Ich habe jedenfalls um die 30 Jahre lang kein wirklich sinnbringendes und erfüllendes Leben gehabt wegen meinem bis knapp in die Vierziger unerkannten ADHS-Dämon. Und wenigstens für die nächsten 30 Jahre hätte ich eigentlich gerne nochmal eins. Zum Glück konnte ich durch viel anderweitig neurodivergenten, aber auch therapeutischen Zuspruch mittlerweile als Autor und speziell in der Aufklärungsarbeit einigermaßen meinen Frieden finden und mich weiterentwickeln.

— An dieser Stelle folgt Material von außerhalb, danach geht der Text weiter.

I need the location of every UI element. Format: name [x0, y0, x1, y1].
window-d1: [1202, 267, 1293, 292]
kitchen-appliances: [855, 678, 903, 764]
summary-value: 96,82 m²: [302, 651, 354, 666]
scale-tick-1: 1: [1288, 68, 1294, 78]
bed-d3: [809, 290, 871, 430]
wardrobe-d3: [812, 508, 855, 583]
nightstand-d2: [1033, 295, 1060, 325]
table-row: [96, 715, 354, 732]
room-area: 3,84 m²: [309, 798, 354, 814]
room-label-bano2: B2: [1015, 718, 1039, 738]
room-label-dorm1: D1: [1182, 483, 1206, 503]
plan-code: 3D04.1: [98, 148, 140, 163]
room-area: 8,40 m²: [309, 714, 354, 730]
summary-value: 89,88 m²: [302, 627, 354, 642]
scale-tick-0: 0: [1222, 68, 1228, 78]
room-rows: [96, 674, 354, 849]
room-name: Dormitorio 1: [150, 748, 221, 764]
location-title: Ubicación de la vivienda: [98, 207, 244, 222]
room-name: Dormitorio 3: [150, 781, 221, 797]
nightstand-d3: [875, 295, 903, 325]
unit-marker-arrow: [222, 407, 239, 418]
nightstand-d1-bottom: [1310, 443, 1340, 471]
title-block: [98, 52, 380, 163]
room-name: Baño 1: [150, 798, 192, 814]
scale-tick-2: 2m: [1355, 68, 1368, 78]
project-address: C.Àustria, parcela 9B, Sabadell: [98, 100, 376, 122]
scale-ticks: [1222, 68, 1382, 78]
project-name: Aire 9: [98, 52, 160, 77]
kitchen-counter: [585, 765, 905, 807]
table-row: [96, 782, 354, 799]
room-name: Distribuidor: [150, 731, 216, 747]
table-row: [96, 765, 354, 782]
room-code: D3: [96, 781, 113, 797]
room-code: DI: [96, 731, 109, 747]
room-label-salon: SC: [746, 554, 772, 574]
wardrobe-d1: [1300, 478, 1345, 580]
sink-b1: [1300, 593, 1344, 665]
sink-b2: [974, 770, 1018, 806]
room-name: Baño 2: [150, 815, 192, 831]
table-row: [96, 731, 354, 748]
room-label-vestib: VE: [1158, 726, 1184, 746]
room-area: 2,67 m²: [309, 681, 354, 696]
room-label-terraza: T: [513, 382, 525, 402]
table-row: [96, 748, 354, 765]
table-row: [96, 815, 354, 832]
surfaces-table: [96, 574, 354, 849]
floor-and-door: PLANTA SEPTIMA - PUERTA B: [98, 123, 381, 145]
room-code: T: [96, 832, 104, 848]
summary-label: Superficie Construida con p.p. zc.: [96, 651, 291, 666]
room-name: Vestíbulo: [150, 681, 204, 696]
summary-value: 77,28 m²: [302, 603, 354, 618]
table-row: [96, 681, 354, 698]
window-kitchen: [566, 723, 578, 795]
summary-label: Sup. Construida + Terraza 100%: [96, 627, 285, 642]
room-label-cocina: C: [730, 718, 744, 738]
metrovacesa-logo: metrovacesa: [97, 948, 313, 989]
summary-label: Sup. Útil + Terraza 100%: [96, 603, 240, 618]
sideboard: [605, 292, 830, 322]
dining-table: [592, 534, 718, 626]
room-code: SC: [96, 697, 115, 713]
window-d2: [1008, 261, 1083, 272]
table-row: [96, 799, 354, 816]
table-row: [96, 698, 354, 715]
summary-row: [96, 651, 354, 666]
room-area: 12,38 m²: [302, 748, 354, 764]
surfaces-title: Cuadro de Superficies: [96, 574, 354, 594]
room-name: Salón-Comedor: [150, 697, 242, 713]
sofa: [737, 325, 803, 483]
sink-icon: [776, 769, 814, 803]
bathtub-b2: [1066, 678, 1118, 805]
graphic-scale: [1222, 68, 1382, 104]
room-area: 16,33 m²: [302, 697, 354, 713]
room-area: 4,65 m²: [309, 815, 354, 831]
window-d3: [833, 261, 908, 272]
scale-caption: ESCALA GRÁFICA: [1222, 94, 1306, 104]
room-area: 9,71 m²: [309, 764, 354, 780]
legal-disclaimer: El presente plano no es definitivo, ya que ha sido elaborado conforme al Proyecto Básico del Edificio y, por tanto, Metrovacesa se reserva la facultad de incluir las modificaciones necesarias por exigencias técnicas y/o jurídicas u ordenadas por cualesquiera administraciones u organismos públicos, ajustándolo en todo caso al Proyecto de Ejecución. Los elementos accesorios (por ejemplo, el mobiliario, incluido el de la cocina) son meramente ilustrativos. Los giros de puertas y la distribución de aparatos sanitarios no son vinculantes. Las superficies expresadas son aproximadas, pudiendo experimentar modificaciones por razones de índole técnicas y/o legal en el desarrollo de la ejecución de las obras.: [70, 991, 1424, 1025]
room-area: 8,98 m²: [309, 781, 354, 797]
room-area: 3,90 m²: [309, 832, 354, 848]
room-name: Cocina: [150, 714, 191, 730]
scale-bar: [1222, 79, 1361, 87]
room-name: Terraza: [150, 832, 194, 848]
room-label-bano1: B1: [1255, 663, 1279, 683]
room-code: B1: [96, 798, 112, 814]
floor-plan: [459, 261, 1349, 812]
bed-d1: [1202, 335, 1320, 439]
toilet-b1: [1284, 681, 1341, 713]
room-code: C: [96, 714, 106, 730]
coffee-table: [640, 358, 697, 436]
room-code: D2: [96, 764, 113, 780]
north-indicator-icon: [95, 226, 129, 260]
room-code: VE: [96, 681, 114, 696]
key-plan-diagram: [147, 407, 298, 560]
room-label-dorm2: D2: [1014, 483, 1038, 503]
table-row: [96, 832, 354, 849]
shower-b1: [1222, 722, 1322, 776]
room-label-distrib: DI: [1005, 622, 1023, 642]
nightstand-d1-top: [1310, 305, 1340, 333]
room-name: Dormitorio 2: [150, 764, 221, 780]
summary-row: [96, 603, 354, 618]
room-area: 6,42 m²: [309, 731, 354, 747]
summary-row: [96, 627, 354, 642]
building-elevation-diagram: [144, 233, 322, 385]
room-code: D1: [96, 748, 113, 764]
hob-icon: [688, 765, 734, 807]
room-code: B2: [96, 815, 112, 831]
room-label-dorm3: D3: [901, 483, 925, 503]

Schicksale wie meines, wünsche ich aber definitiv NIEMANDEM mehr. Und mit dem heutigen Stand der Wissenschaft dürfte es solche extrem Spätdiagnostizierten auch eigentlich gar nicht mehr geben.
Ich werde mich zumindest weiterhin selbstlos mit Schrift, Kreativität und Kunst dafür einsetzen, dass es zeitnahe soweit kommt, dass all wir Neurodivergenten mutig, achtsam und in Einklang mit der neurotypischen Masse leben können. Ohne Stigma - ohne Rechtfertigung - ohne Ausgrenzung!
Und dass sich idealerweise der vorwurfsvolle und wertende Unterton solcher Floskeln wie in der Überschrift, in positivere Leitmotive verändern wird - so ganz nach dem Motto:
»Du bist ... gut so wie du bist! / Du wirst ... deinen Weg finden! / Du hast ... genug Zeit! / Du kannst ... stolz auf dich sein!»